It's fast for Denmark too ...


----------



## Divineskulls (Oct 16, 2013)

Not even sup-7 tps...

Good job though. ;P Gogogo sub-10.5!


----------



## Iggy (Oct 16, 2013)

Wow nice!


----------



## Carrot (Oct 16, 2013)

Divineskulls said:


> Not even sup-7 tps...
> 
> Good job though. ;P Gogogo sub-10.5!



close enough though  (mix etps from solve 2 and 3 and there you go, sup-7 tps)

Thanks! No way!!! 10.5 is too fast.


----------



## Evan Liu (Oct 16, 2013)

Congrats on the NRs!
The average is 0.01 faster than mine, and the single is 0.02 slower than mine.


----------



## Carrot (Oct 16, 2013)

Evan Liu said:


> Congrats on the NRs!
> The average is 0.01 faster than mine, and the single is 0.02 slower than mine.

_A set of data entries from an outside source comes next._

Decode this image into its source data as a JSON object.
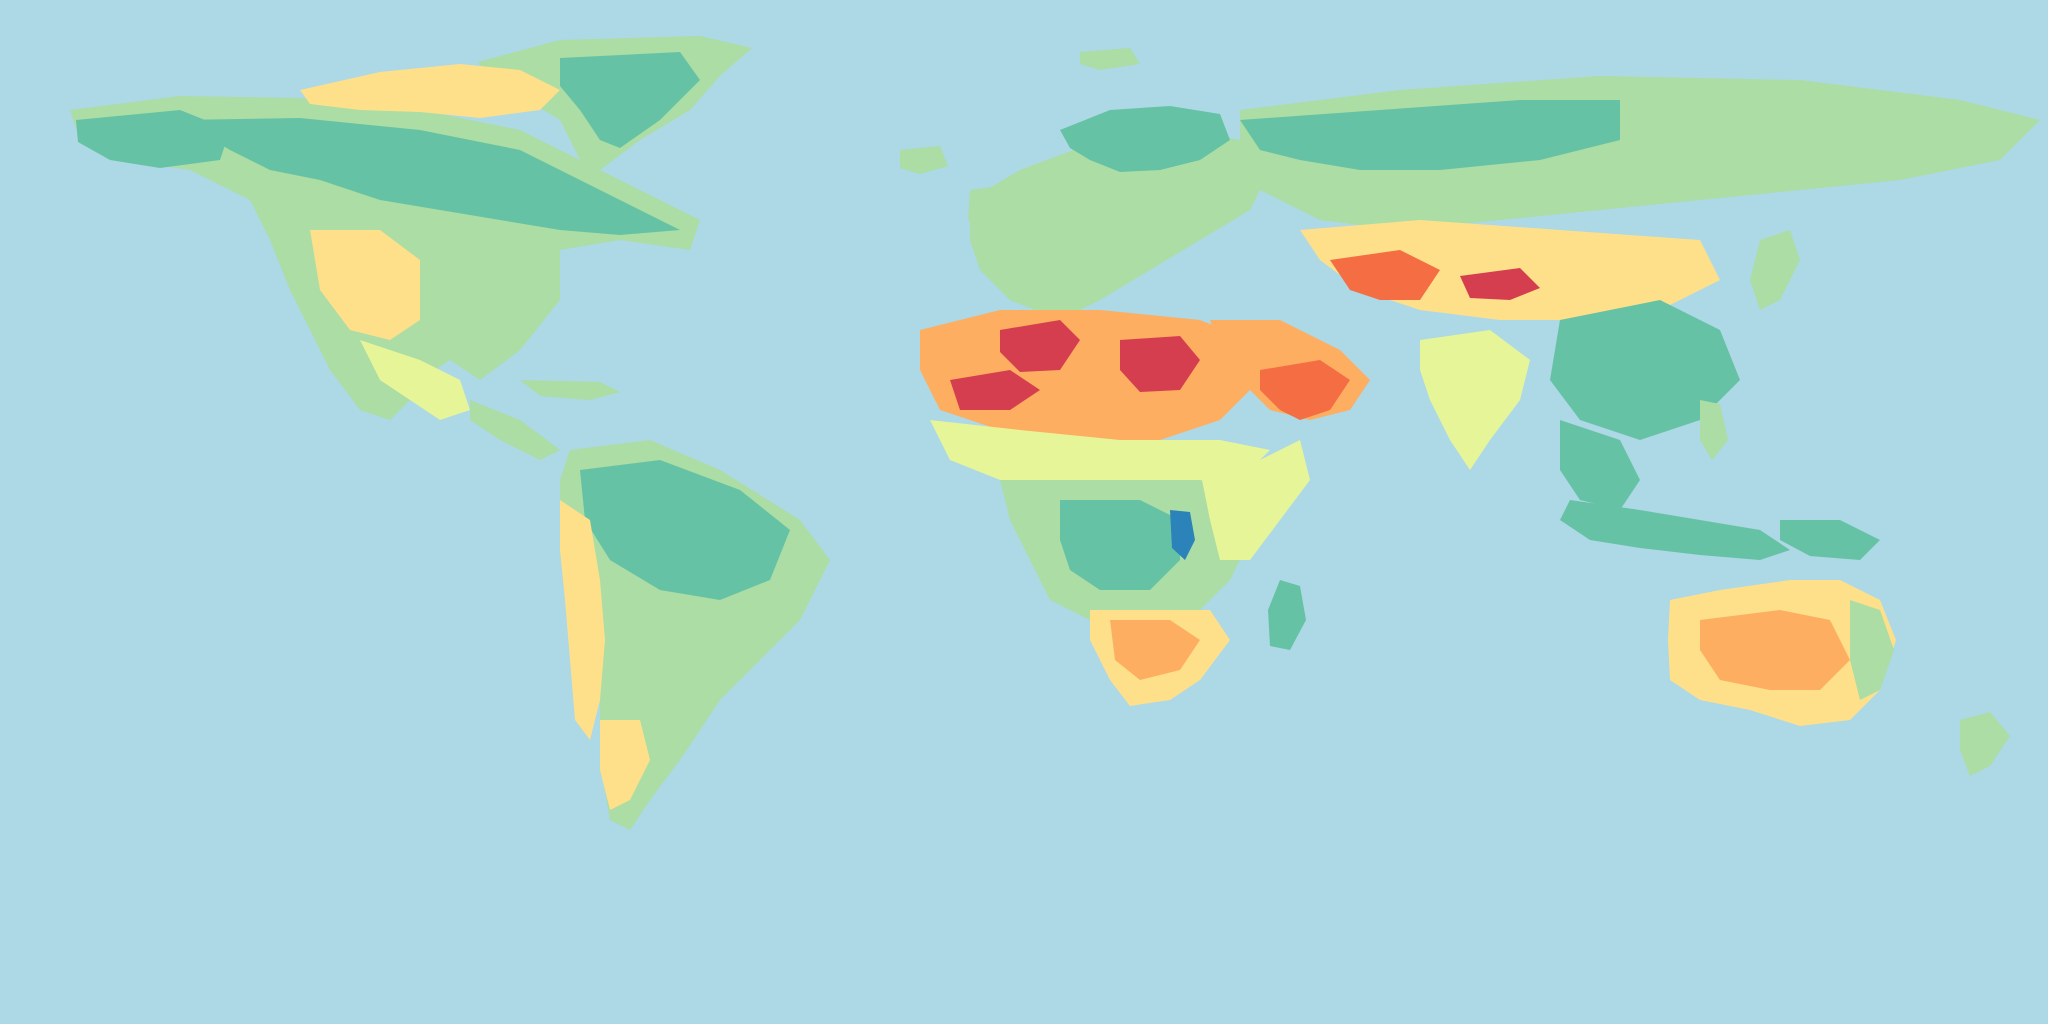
{
  "map": {
    "projection": "equirectangular",
    "colors": {
      "ocean": "#add8e6",
      "scale": [
        "#2b83ba",
        "#66c2a4",
        "#abdda4",
        "#e6f598",
        "#fee08b",
        "#fdae61",
        "#f46d43",
        "#d53e4f"
      ]
    },
    "regions": [
      {
        "name": "greenland",
        "class_index": 2
      },
      {
        "name": "greenland-interior",
        "class_index": 1
      },
      {
        "name": "north-america",
        "class_index": 2
      },
      {
        "name": "canada-boreal",
        "class_index": 1
      },
      {
        "name": "alaska",
        "class_index": 1
      },
      {
        "name": "arctic-islands",
        "class_index": 4
      },
      {
        "name": "us-west-dry",
        "class_index": 4
      },
      {
        "name": "mexico",
        "class_index": 3
      },
      {
        "name": "central-america",
        "class_index": 2
      },
      {
        "name": "south-america",
        "class_index": 2
      },
      {
        "name": "amazon",
        "class_index": 1
      },
      {
        "name": "andes-west",
        "class_index": 4
      },
      {
        "name": "patagonia",
        "class_index": 4
      },
      {
        "name": "europe",
        "class_index": 2
      },
      {
        "name": "scandinavia",
        "class_index": 1
      },
      {
        "name": "siberia",
        "class_index": 2
      },
      {
        "name": "siberia-forest",
        "class_index": 1
      },
      {
        "name": "central-asia-dry",
        "class_index": 4
      },
      {
        "name": "central-asia-hot",
        "class_index": 6
      },
      {
        "name": "taklamakan",
        "class_index": 7
      },
      {
        "name": "east-asia",
        "class_index": 1
      },
      {
        "name": "india",
        "class_index": 3
      },
      {
        "name": "southeast-asia",
        "class_index": 1
      },
      {
        "name": "indonesia",
        "class_index": 1
      },
      {
        "name": "arabia",
        "class_index": 5
      },
      {
        "name": "arabia-core",
        "class_index": 6
      },
      {
        "name": "sahara",
        "class_index": 5
      },
      {
        "name": "sahara-hot-west",
        "class_index": 7
      },
      {
        "name": "sahara-hot-central",
        "class_index": 7
      },
      {
        "name": "sahara-hot-east",
        "class_index": 7
      },
      {
        "name": "sahel",
        "class_index": 3
      },
      {
        "name": "central-africa",
        "class_index": 2
      },
      {
        "name": "congo",
        "class_index": 1
      },
      {
        "name": "lake-region",
        "class_index": 0
      },
      {
        "name": "east-africa",
        "class_index": 3
      },
      {
        "name": "southern-africa",
        "class_index": 4
      },
      {
        "name": "kalahari",
        "class_index": 5
      },
      {
        "name": "madagascar",
        "class_index": 1
      },
      {
        "name": "australia",
        "class_index": 4
      },
      {
        "name": "australia-interior",
        "class_index": 5
      },
      {
        "name": "australia-east-coast",
        "class_index": 2
      },
      {
        "name": "new-zealand",
        "class_index": 2
      },
      {
        "name": "japan",
        "class_index": 2
      },
      {
        "name": "uk-ireland",
        "class_index": 2
      },
      {
        "name": "iceland",
        "class_index": 2
      },
      {
        "name": "svalbard",
        "class_index": 2
      },
      {
        "name": "new-guinea",
        "class_index": 1
      },
      {
        "name": "philippines",
        "class_index": 2
      },
      {
        "name": "caribbean",
        "class_index": 2
      }
    ]
  }
}
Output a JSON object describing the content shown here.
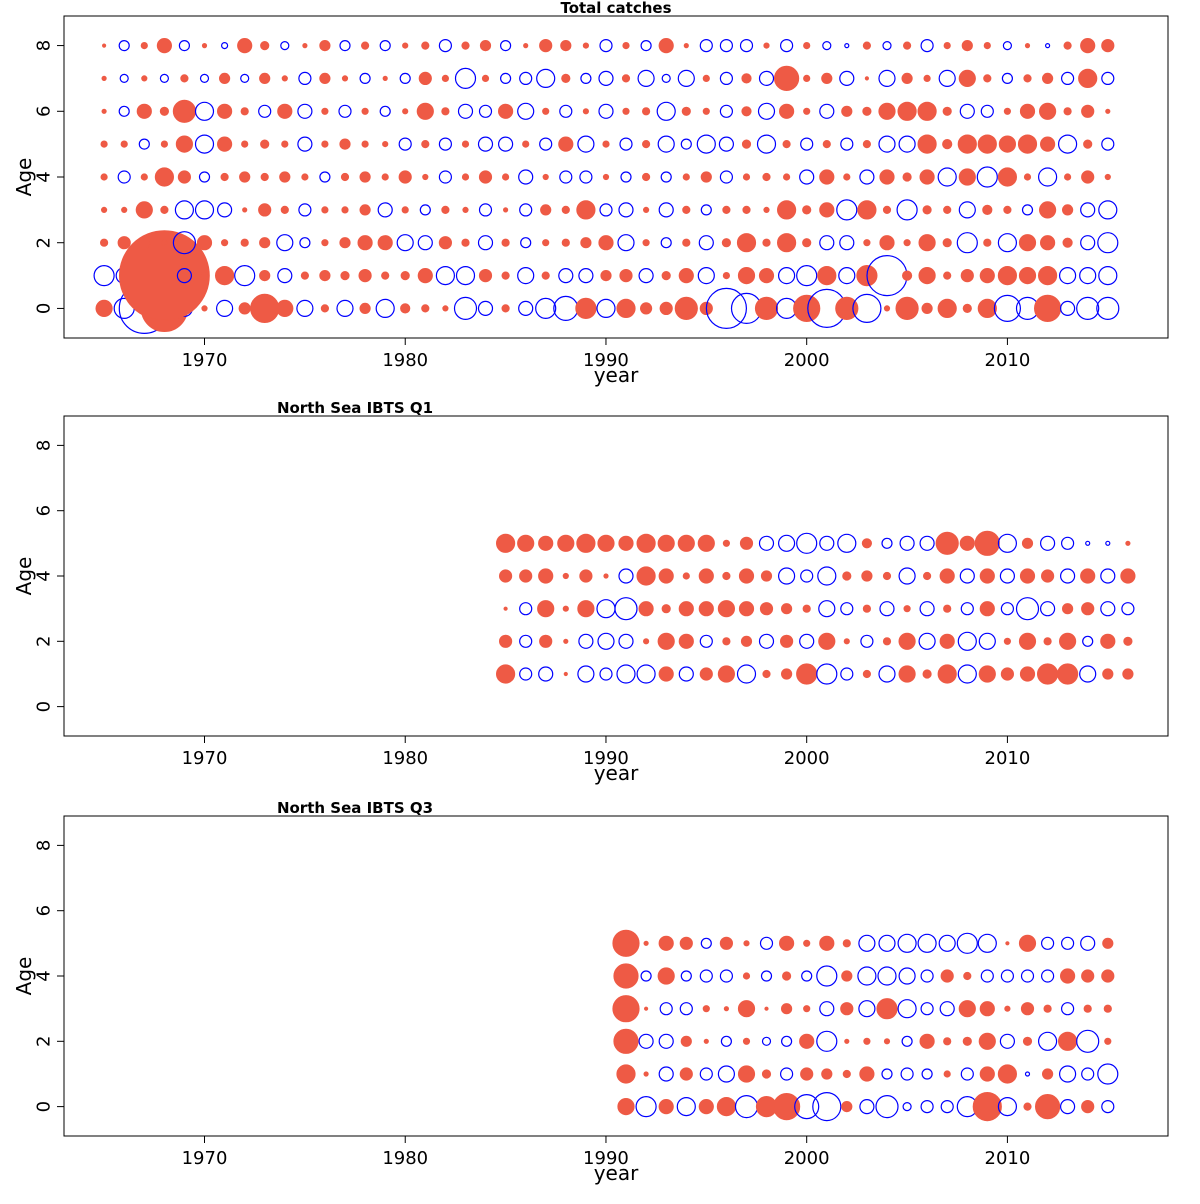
{
  "colors": {
    "positive": "#ee5a45",
    "negative": "#0000ff",
    "frame": "#000000"
  },
  "chart_data": [
    {
      "type": "scatter",
      "title": "Total catches",
      "xlabel": "year",
      "ylabel": "Age",
      "xlim": [
        1963,
        2018
      ],
      "ylim": [
        -0.9,
        8.9
      ],
      "xticks": [
        "1970",
        "1980",
        "1990",
        "2000",
        "2010"
      ],
      "yticks": [
        "0",
        "2",
        "4",
        "6",
        "8"
      ],
      "years": [
        1965,
        2015
      ],
      "ages": [
        0,
        8
      ],
      "rows": {
        "0": "-ccfcpcpffcpcpcpppccpcccfcfpffpccfcfcpcpfpfpfccfcccf",
        "1": "ccfFcpfcfcpfpfppfccfpcpccffcpfcpffccfcfcpfpfffffcccf",
        "2": "pffpcfppfccpfffccfpcpcppffcpcpcpfpfpccpfpfpcpcffpcc",
        "3": "ppfpcccpfpcppfcpcppcpcfpfccpcpcpppfpfcfpcppcppcfpcc",
        "4": "pcpffcpfpfpcpfpfpcpfpcpccpcpcpfcpppcfpcfpfcfcfpcpfp",
        "5": "ppcpfcfpfpcpfppcpcpccpcfcpcpccccpcpcpcpccfpfffffcpcf",
        "6": "pcfpfcfpcfcpcpcpfpccfcpcpcppcppcpcfpcfpfffpccpffpfpc",
        "7": "pcpcpcfcfpcfpcpcfpcpcccpccpcccpcpcfpfcpcfpcfpcpfcfc",
        "8": "pcpfcpcfpcpfcpcppcpfcpffpcpcfpcccpcpccpcpcpffcpcpff"
      },
      "sizes": {
        "0": [
          16,
          20,
          50,
          46,
          16,
          10,
          16,
          22,
          28,
          16,
          16,
          14,
          16,
          20,
          18,
          18,
          14,
          10,
          22,
          14,
          14,
          14,
          20,
          24,
          20,
          18,
          18,
          22,
          12,
          22,
          24,
          40,
          30,
          22,
          20,
          26,
          38,
          44,
          28,
          10,
          22,
          20,
          18,
          16,
          18,
          26,
          22,
          26,
          14,
          22,
          22
        ],
        "1": [
          20,
          16,
          20,
          56,
          14,
          16,
          18,
          20,
          10,
          14,
          14,
          10,
          16,
          12,
          14,
          16,
          14,
          18,
          18,
          12,
          14,
          16,
          14,
          14,
          14,
          10,
          12,
          14,
          16,
          14,
          16,
          12,
          16,
          14,
          16,
          20,
          18,
          16,
          20,
          40,
          18,
          16,
          14,
          12,
          14,
          18,
          16,
          18,
          16,
          16,
          18
        ],
        "2": [
          14,
          12,
          12,
          10,
          22,
          14,
          12,
          14,
          10,
          16,
          10,
          12,
          10,
          14,
          14,
          16,
          14,
          12,
          14,
          14,
          14,
          10,
          12,
          14,
          10,
          14,
          16,
          12,
          10,
          14,
          14,
          16,
          18,
          14,
          18,
          16,
          14,
          14,
          12,
          14,
          12,
          16,
          16,
          20,
          14,
          18,
          16,
          14,
          18,
          14,
          20
        ],
        "3": [
          10,
          10,
          16,
          14,
          18,
          18,
          14,
          8,
          12,
          14,
          12,
          12,
          12,
          10,
          14,
          12,
          10,
          14,
          10,
          12,
          8,
          12,
          10,
          14,
          18,
          12,
          14,
          10,
          14,
          14,
          10,
          14,
          14,
          10,
          18,
          16,
          14,
          20,
          18,
          14,
          20,
          16,
          14,
          16,
          18,
          14,
          10,
          16,
          20,
          14,
          18
        ],
        "4": [
          12,
          12,
          12,
          18,
          12,
          10,
          14,
          10,
          14,
          10,
          12,
          10,
          14,
          10,
          12,
          12,
          10,
          12,
          12,
          12,
          12,
          14,
          10,
          12,
          12,
          10,
          10,
          14,
          10,
          12,
          10,
          12,
          12,
          14,
          12,
          14,
          14,
          12,
          14,
          14,
          16,
          14,
          18,
          16,
          20,
          18,
          12,
          18,
          12,
          12,
          10
        ],
        "5": [
          12,
          12,
          10,
          12,
          16,
          18,
          14,
          12,
          8,
          12,
          14,
          12,
          10,
          12,
          10,
          12,
          14,
          12,
          12,
          14,
          14,
          12,
          12,
          14,
          16,
          12,
          12,
          14,
          16,
          10,
          18,
          14,
          16,
          18,
          14,
          12,
          14,
          12,
          14,
          16,
          16,
          18,
          18,
          18,
          18,
          16,
          18,
          14,
          18,
          16,
          12
        ],
        "6": [
          8,
          10,
          14,
          16,
          22,
          18,
          14,
          14,
          12,
          14,
          14,
          12,
          12,
          12,
          10,
          10,
          16,
          14,
          14,
          12,
          14,
          16,
          12,
          12,
          10,
          14,
          12,
          14,
          18,
          16,
          12,
          12,
          18,
          16,
          14,
          12,
          14,
          10,
          16,
          16,
          18,
          18,
          16,
          14,
          12,
          12,
          14,
          16,
          14,
          12,
          8
        ],
        "7": [
          8,
          8,
          10,
          8,
          14,
          8,
          10,
          8,
          10,
          10,
          12,
          10,
          10,
          10,
          8,
          10,
          12,
          12,
          20,
          12,
          10,
          12,
          18,
          16,
          10,
          14,
          14,
          16,
          8,
          16,
          12,
          12,
          18,
          14,
          24,
          12,
          10,
          14,
          6,
          16,
          10,
          12,
          16,
          16,
          14,
          10,
          14,
          10,
          12,
          18,
          12
        ],
        "8": [
          6,
          10,
          12,
          14,
          10,
          8,
          6,
          14,
          16,
          8,
          8,
          10,
          10,
          14,
          10,
          10,
          14,
          12,
          14,
          10,
          10,
          8,
          12,
          10,
          10,
          12,
          12,
          10,
          14,
          8,
          12,
          12,
          12,
          10,
          12,
          12,
          8,
          4,
          14,
          8,
          14,
          12,
          12,
          10,
          6,
          8,
          8,
          4,
          14,
          14,
          12
        ]
      }
    },
    {
      "type": "scatter",
      "title": "North Sea IBTS Q1",
      "xlabel": "year",
      "ylabel": "Age",
      "xlim": [
        1963,
        2018
      ],
      "ylim": [
        -0.9,
        8.9
      ],
      "xticks": [
        "1970",
        "1980",
        "1990",
        "2000",
        "2010"
      ],
      "yticks": [
        "0",
        "2",
        "4",
        "6",
        "8"
      ],
      "years": [
        1985,
        2016
      ],
      "ages": [
        1,
        5
      ],
      "rows": {
        "1": "fccpccccfcffcpffccpcfpfcfffffcfff",
        "2": "fcfpcccpffcpfcfcfpcpfcfccpfpfcfff",
        "3": "pcfpfccfpffffffpccpcpcpcfcccffccf",
        "4": "fffpfpcffpfpffcccpfpcpfcfcfpcfcfff",
        "5": "fffffffffffffcccccpcccfffcfccccfp"
      },
      "sizes": {
        "1": [
          18,
          12,
          14,
          6,
          16,
          12,
          18,
          18,
          14,
          14,
          12,
          16,
          18,
          14,
          10,
          20,
          20,
          12,
          14,
          16,
          16,
          16,
          18,
          18,
          16,
          12,
          14,
          20,
          20,
          16,
          10,
          10
        ],
        "2": [
          12,
          12,
          12,
          8,
          14,
          16,
          14,
          10,
          16,
          14,
          12,
          14,
          10,
          14,
          12,
          14,
          16,
          10,
          12,
          14,
          16,
          16,
          14,
          18,
          16,
          12,
          16,
          14,
          16,
          10,
          14,
          8
        ],
        "3": [
          6,
          12,
          16,
          10,
          16,
          18,
          22,
          14,
          16,
          14,
          14,
          16,
          14,
          12,
          10,
          14,
          16,
          12,
          14,
          14,
          12,
          14,
          14,
          12,
          14,
          12,
          22,
          14,
          10,
          12,
          14,
          12
        ],
        "4": [
          12,
          12,
          14,
          10,
          12,
          8,
          14,
          18,
          14,
          12,
          14,
          14,
          14,
          10,
          16,
          12,
          18,
          16,
          10,
          14,
          16,
          14,
          14,
          14,
          14,
          14,
          14,
          24,
          14,
          14,
          14,
          14
        ],
        "5": [
          18,
          16,
          14,
          16,
          18,
          16,
          14,
          18,
          16,
          16,
          16,
          6,
          12,
          14,
          16,
          20,
          14,
          18,
          18,
          10,
          14,
          14,
          22,
          14,
          24,
          18,
          10,
          14,
          12,
          4,
          4,
          4
        ]
      }
    },
    {
      "type": "scatter",
      "title": "North Sea IBTS Q3",
      "xlabel": "year",
      "ylabel": "Age",
      "xlim": [
        1963,
        2018
      ],
      "ylim": [
        -0.9,
        8.9
      ],
      "xticks": [
        "1970",
        "1980",
        "1990",
        "2000",
        "2010"
      ],
      "yticks": [
        "0",
        "2",
        "4",
        "6",
        "8"
      ],
      "years": [
        1991,
        2015
      ],
      "ages": [
        0,
        5
      ],
      "rows": {
        "0": "fcfcffcffccfccccccfcpfcfccfcfc",
        "1": "fpcfccffcffpfcccpcffcpccccccccc",
        "2": "fccfpcpccfcpfpcfppfcpcfcffcfpcfcc",
        "3": "fpccppfpfpcfcfcccffpfpcppcfpfp",
        "4": "fcfcccpcfccpccccfpccccfffffcfc",
        "5": "fpfpcfpcfpfpcccccccpfcccpffff"
      },
      "sizes": {
        "0": [
          16,
          20,
          14,
          18,
          14,
          18,
          22,
          20,
          26,
          24,
          28,
          10,
          14,
          22,
          8,
          12,
          12,
          20,
          28,
          18,
          14,
          24,
          14,
          12,
          12,
          22,
          14
        ],
        "1": [
          18,
          8,
          14,
          12,
          12,
          16,
          16,
          8,
          12,
          12,
          10,
          14,
          14,
          10,
          12,
          10,
          12,
          12,
          14,
          18,
          4,
          20,
          16,
          12,
          20
        ],
        "2": [
          24,
          14,
          14,
          10,
          8,
          10,
          12,
          8,
          10,
          14,
          20,
          8,
          6,
          10,
          10,
          14,
          14,
          16,
          16,
          14,
          16,
          18,
          18,
          22,
          6
        ],
        "3": [
          26,
          6,
          12,
          12,
          12,
          8,
          16,
          6,
          10,
          12,
          14,
          12,
          16,
          20,
          18,
          12,
          14,
          16,
          14,
          10,
          12,
          14,
          12,
          14,
          14
        ],
        "4": [
          24,
          10,
          16,
          10,
          12,
          12,
          12,
          10,
          8,
          10,
          20,
          20,
          18,
          18,
          16,
          12,
          12,
          14,
          12,
          12,
          12,
          12,
          14,
          12,
          12
        ],
        "5": [
          26,
          8,
          14,
          24,
          10,
          12,
          10,
          12,
          14,
          12,
          14,
          14,
          16,
          16,
          18,
          18,
          16,
          20,
          18,
          6,
          16,
          12,
          12,
          14,
          20
        ]
      }
    }
  ]
}
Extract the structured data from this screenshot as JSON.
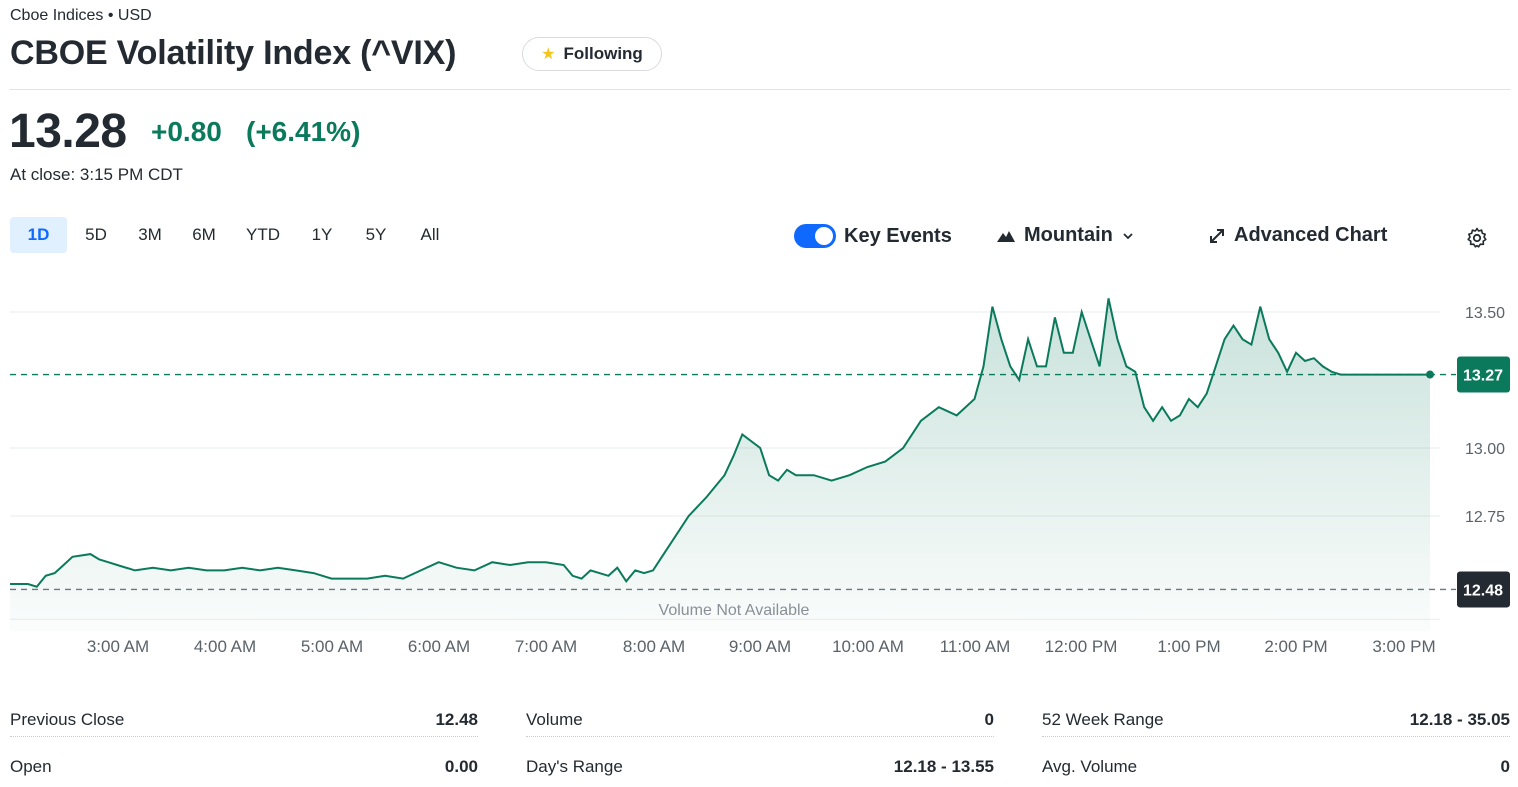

That is actually rather interesting that we are THAT close to each other for both single AND average! HI FIVE!


----------



## DanpHan (Oct 26, 2013)

Congrats! (late, I know)



Evan Liu said:


> Congrats on the NRs!
> The average is 0.01 faster than mine, and the single is 0.02 slower than mine.



Ahh, you beat my single?


----------